Platelets: A Multiscale Approach for Recovering Edges and Surfaces in Photon-Limited Medical Imaging

Abstract

This paper proposes a new multiscale image decomposition based on platelets. Platelets are localized functions at various scales, locations, and orientations that produce piecewise linear image approximations. Platelets are well suited for approximating images consisting of smooth regions separated by smooth boundaries.
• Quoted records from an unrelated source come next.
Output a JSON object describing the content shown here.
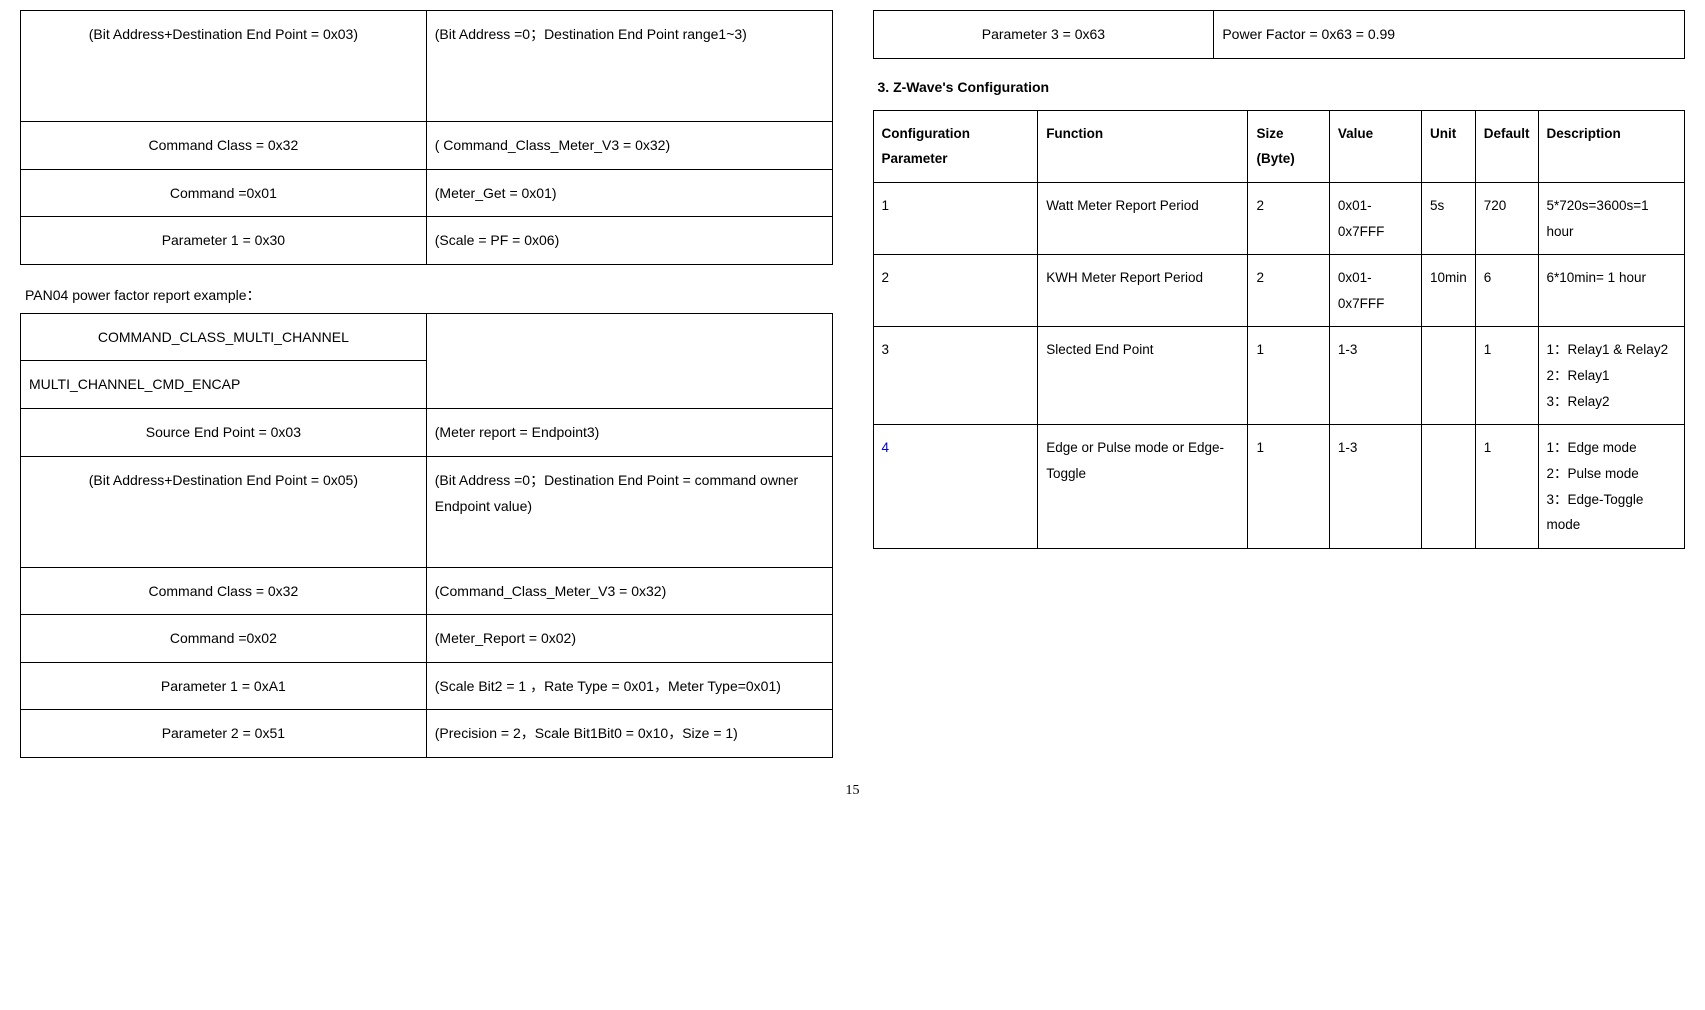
{
  "leftTop": {
    "r1c1": "(Bit Address+Destination End Point = 0x03)",
    "r1c2": "(Bit Address =0；Destination End Point range1~3)",
    "r2c1": "Command Class = 0x32",
    "r2c2": "( Command_Class_Meter_V3 = 0x32)",
    "r3c1": "Command =0x01",
    "r3c2": "(Meter_Get = 0x01)",
    "r4c1": "Parameter 1 = 0x30",
    "r4c2": "(Scale = PF = 0x06)"
  },
  "caption1": "PAN04 power factor report example：",
  "leftBottom": {
    "r1c1": "COMMAND_CLASS_MULTI_CHANNEL",
    "r1c2": "",
    "r2c1": "MULTI_CHANNEL_CMD_ENCAP",
    "r2c2": "",
    "r3c1": "Source End Point = 0x03",
    "r3c2": "(Meter report = Endpoint3)",
    "r4c1": "(Bit Address+Destination End Point = 0x05)",
    "r4c2": "(Bit Address =0；Destination End Point = command owner Endpoint value)",
    "r5c1": "Command Class = 0x32",
    "r5c2": "(Command_Class_Meter_V3 = 0x32)",
    "r6c1": "Command =0x02",
    "r6c2": "(Meter_Report = 0x02)",
    "r7c1": "Parameter 1 = 0xA1",
    "r7c2": "(Scale Bit2 = 1 ，Rate Type = 0x01，Meter Type=0x01)",
    "r8c1": "Parameter 2 = 0x51",
    "r8c2": "(Precision = 2，Scale Bit1Bit0 = 0x10，Size = 1)"
  },
  "rightTop": {
    "c1": "Parameter 3 = 0x63",
    "c2": "Power Factor = 0x63 = 0.99"
  },
  "sectionTitle": "3.   Z-Wave's Configuration",
  "conf": {
    "h1": "Configuration Parameter",
    "h2": "Function",
    "h3": "Size (Byte)",
    "h4": "Value",
    "h5": "Unit",
    "h6": "Default",
    "h7": "Description",
    "rows": [
      {
        "p": "1",
        "f": "Watt Meter Report Period",
        "s": "2",
        "v": "0x01-0x7FFF",
        "u": "5s",
        "d": "720",
        "desc": "5*720s=3600s=1 hour"
      },
      {
        "p": "2",
        "f": "KWH Meter Report Period",
        "s": "2",
        "v": "0x01-0x7FFF",
        "u": "10min",
        "d": "6",
        "desc": "6*10min= 1 hour"
      },
      {
        "p": "3",
        "f": "Slected End Point",
        "s": "1",
        "v": "1-3",
        "u": "",
        "d": "1",
        "desc": "1：Relay1 & Relay2\n2：Relay1\n3：Relay2"
      },
      {
        "p": "4",
        "f": "Edge or Pulse mode or Edge-Toggle",
        "s": "1",
        "v": "1-3",
        "u": "",
        "d": "1",
        "desc": "1：Edge mode\n2：Pulse mode\n3：Edge-Toggle mode"
      }
    ]
  },
  "pagenum": "15"
}
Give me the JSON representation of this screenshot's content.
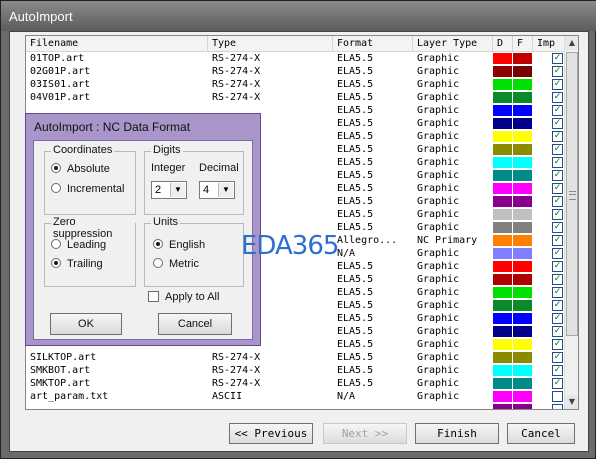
{
  "window": {
    "title": "AutoImport"
  },
  "list": {
    "headers": {
      "filename": "Filename",
      "type": "Type",
      "format": "Format",
      "layer_type": "Layer Type",
      "d": "D",
      "f": "F",
      "imp": "Imp"
    },
    "rows": [
      {
        "filename": "01TOP.art",
        "type": "RS-274-X",
        "format": "ELA5.5",
        "layer_type": "Graphic",
        "d": "#ff0000",
        "f": "#c00000",
        "checked": true
      },
      {
        "filename": "02G01P.art",
        "type": "RS-274-X",
        "format": "ELA5.5",
        "layer_type": "Graphic",
        "d": "#8b0000",
        "f": "#7a0000",
        "checked": true
      },
      {
        "filename": "03IS01.art",
        "type": "RS-274-X",
        "format": "ELA5.5",
        "layer_type": "Graphic",
        "d": "#00e000",
        "f": "#00e000",
        "checked": true
      },
      {
        "filename": "04V01P.art",
        "type": "RS-274-X",
        "format": "ELA5.5",
        "layer_type": "Graphic",
        "d": "#0a8a2a",
        "f": "#0a8a2a",
        "checked": true
      },
      {
        "filename": "",
        "type": "",
        "format": "ELA5.5",
        "layer_type": "Graphic",
        "d": "#0000ff",
        "f": "#0000ff",
        "checked": true
      },
      {
        "filename": "",
        "type": "",
        "format": "ELA5.5",
        "layer_type": "Graphic",
        "d": "#00008b",
        "f": "#00008b",
        "checked": true
      },
      {
        "filename": "",
        "type": "",
        "format": "ELA5.5",
        "layer_type": "Graphic",
        "d": "#ffff00",
        "f": "#ffff00",
        "checked": true
      },
      {
        "filename": "",
        "type": "",
        "format": "ELA5.5",
        "layer_type": "Graphic",
        "d": "#8b8b00",
        "f": "#8b8b00",
        "checked": true
      },
      {
        "filename": "",
        "type": "",
        "format": "ELA5.5",
        "layer_type": "Graphic",
        "d": "#00ffff",
        "f": "#00ffff",
        "checked": true
      },
      {
        "filename": "",
        "type": "",
        "format": "ELA5.5",
        "layer_type": "Graphic",
        "d": "#008b8b",
        "f": "#008b8b",
        "checked": true
      },
      {
        "filename": "",
        "type": "",
        "format": "ELA5.5",
        "layer_type": "Graphic",
        "d": "#ff00ff",
        "f": "#ff00ff",
        "checked": true
      },
      {
        "filename": "",
        "type": "",
        "format": "ELA5.5",
        "layer_type": "Graphic",
        "d": "#8b008b",
        "f": "#8b008b",
        "checked": true
      },
      {
        "filename": "",
        "type": "",
        "format": "ELA5.5",
        "layer_type": "Graphic",
        "d": "#c0c0c0",
        "f": "#c0c0c0",
        "checked": true
      },
      {
        "filename": "",
        "type": "",
        "format": "ELA5.5",
        "layer_type": "Graphic",
        "d": "#808080",
        "f": "#808080",
        "checked": true
      },
      {
        "filename": "",
        "type": "",
        "format": "Allegro...",
        "layer_type": "NC Primary",
        "d": "#ff8000",
        "f": "#ff8000",
        "checked": true
      },
      {
        "filename": "",
        "type": "",
        "format": "N/A",
        "layer_type": "Graphic",
        "d": "#8080ff",
        "f": "#8080ff",
        "checked": true
      },
      {
        "filename": "",
        "type": "",
        "format": "ELA5.5",
        "layer_type": "Graphic",
        "d": "#ff0000",
        "f": "#ff0000",
        "checked": true
      },
      {
        "filename": "",
        "type": "",
        "format": "ELA5.5",
        "layer_type": "Graphic",
        "d": "#b00000",
        "f": "#b00000",
        "checked": true
      },
      {
        "filename": "",
        "type": "",
        "format": "ELA5.5",
        "layer_type": "Graphic",
        "d": "#00e000",
        "f": "#00e000",
        "checked": true
      },
      {
        "filename": "",
        "type": "",
        "format": "ELA5.5",
        "layer_type": "Graphic",
        "d": "#0a8a2a",
        "f": "#0a8a2a",
        "checked": true
      },
      {
        "filename": "",
        "type": "",
        "format": "ELA5.5",
        "layer_type": "Graphic",
        "d": "#0000ff",
        "f": "#0000ff",
        "checked": true
      },
      {
        "filename": "",
        "type": "",
        "format": "ELA5.5",
        "layer_type": "Graphic",
        "d": "#00008b",
        "f": "#00008b",
        "checked": true
      },
      {
        "filename": "",
        "type": "",
        "format": "ELA5.5",
        "layer_type": "Graphic",
        "d": "#ffff00",
        "f": "#ffff00",
        "checked": true
      },
      {
        "filename": "SILKTOP.art",
        "type": "RS-274-X",
        "format": "ELA5.5",
        "layer_type": "Graphic",
        "d": "#8b8b00",
        "f": "#8b8b00",
        "checked": true
      },
      {
        "filename": "SMKBOT.art",
        "type": "RS-274-X",
        "format": "ELA5.5",
        "layer_type": "Graphic",
        "d": "#00ffff",
        "f": "#00ffff",
        "checked": true
      },
      {
        "filename": "SMKTOP.art",
        "type": "RS-274-X",
        "format": "ELA5.5",
        "layer_type": "Graphic",
        "d": "#008b8b",
        "f": "#008b8b",
        "checked": true
      },
      {
        "filename": "art_param.txt",
        "type": "ASCII",
        "format": "N/A",
        "layer_type": "Graphic",
        "d": "#ff00ff",
        "f": "#ff00ff",
        "checked": false
      },
      {
        "filename": "",
        "type": "",
        "format": "",
        "layer_type": "",
        "d": "#8b008b",
        "f": "#8b008b",
        "checked": false
      }
    ]
  },
  "buttons": {
    "previous": "<< Previous",
    "next": "Next >>",
    "finish": "Finish",
    "cancel": "Cancel"
  },
  "dialog": {
    "title": "AutoImport : NC Data Format",
    "coordinates": {
      "label": "Coordinates",
      "absolute": "Absolute",
      "incremental": "Incremental",
      "selected": "absolute"
    },
    "digits": {
      "label": "Digits",
      "integer_label": "Integer",
      "decimal_label": "Decimal",
      "integer": "2",
      "decimal": "4"
    },
    "zero_suppression": {
      "label": "Zero suppression",
      "leading": "Leading",
      "trailing": "Trailing",
      "selected": "trailing"
    },
    "units": {
      "label": "Units",
      "english": "English",
      "metric": "Metric",
      "selected": "english"
    },
    "apply_to_all": "Apply to All",
    "ok": "OK",
    "cancel": "Cancel"
  },
  "watermark": "EDA365"
}
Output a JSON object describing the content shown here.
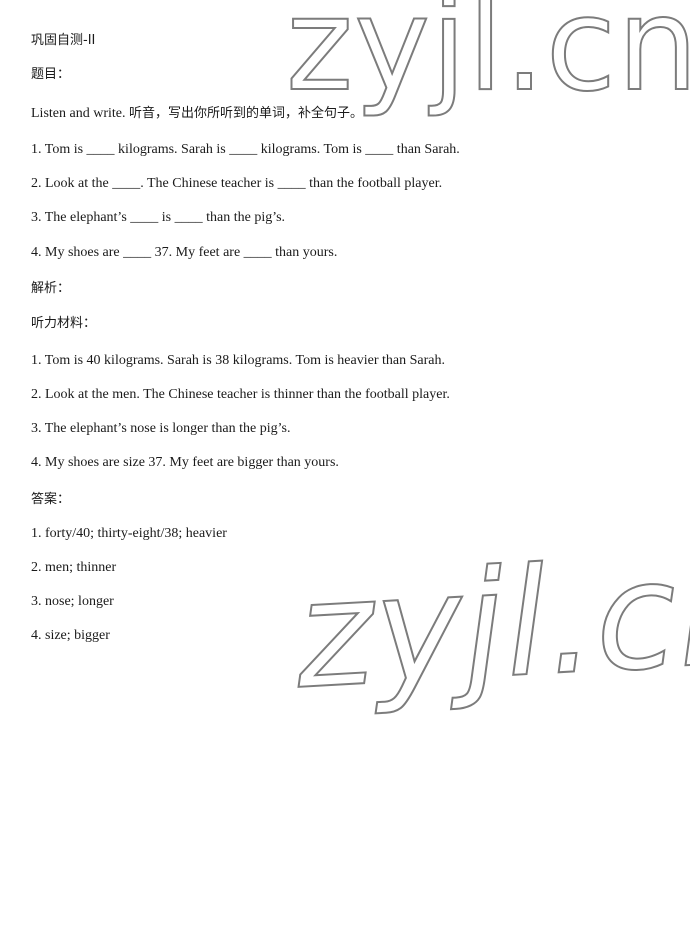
{
  "document": {
    "title": "巩固自测-II",
    "background_color": "#ffffff",
    "text_color": "#1a1a1a"
  },
  "watermark": {
    "text": "zyjl.cn",
    "color": "#7c7c7c",
    "style": "outline",
    "instances": [
      {
        "label": "top-right-watermark",
        "text": "zyjl.cn"
      },
      {
        "label": "bottom-watermark",
        "text": "zyjl.cn"
      }
    ]
  },
  "sections": {
    "questions_heading": "题目：",
    "analysis_heading": "解析：",
    "listening_heading": "听力材料：",
    "answers_heading": "答案："
  },
  "instruction": {
    "english": "Listen and write.",
    "chinese": "听音，写出你所听到的单词，补全句子。"
  },
  "questions": [
    "1. Tom is ____ kilograms. Sarah is ____ kilograms. Tom is ____ than Sarah.",
    "2. Look at the ____. The Chinese teacher is ____ than the football player.",
    "3. The elephant’s ____ is ____ than the pig’s.",
    "4. My shoes are ____ 37. My feet are ____ than yours."
  ],
  "listening_material": [
    "1. Tom is 40 kilograms. Sarah is 38 kilograms. Tom is heavier than Sarah.",
    "2. Look at the men. The Chinese teacher is thinner than the football player.",
    "3. The elephant’s nose is longer than the pig’s.",
    "4. My shoes are size 37. My feet are bigger than yours."
  ],
  "answers": [
    "1. forty/40; thirty-eight/38; heavier",
    "2. men; thinner",
    "3. nose; longer",
    "4. size; bigger"
  ]
}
For smoothness measured in certain Holder classes, it is shown that the error of m-term platelet approximations can decay significantly faster than that of m-term approximations in terms of sinusoids, wavelets, or wedgelets. This suggests that platelets may outperform existing techniques for image denoising and reconstruction. Moreover, the platelet decomposition is based on a recursive image partitioning scheme which, unlike conventional wavelet decompositions, is very well suited to photon-limited medical imaging applications involving Poisson distributed data. Fast, platelet-based, maximum penalized likelihood methods for photon-limited image denoising, deblurring and tomographic reconstruction problems are developed. Because platelet decompositions of Poisson distributed images are tractable and computationally efficient, existing image reconstruction methods based on expectation-maximization type algorithms can be easily enhanced with platelet techniques. Experimental results demonstrate that platelet-based methods can outperform standard reconstruction methods currently in use in confocal microscopy, image restoration and emission tomography.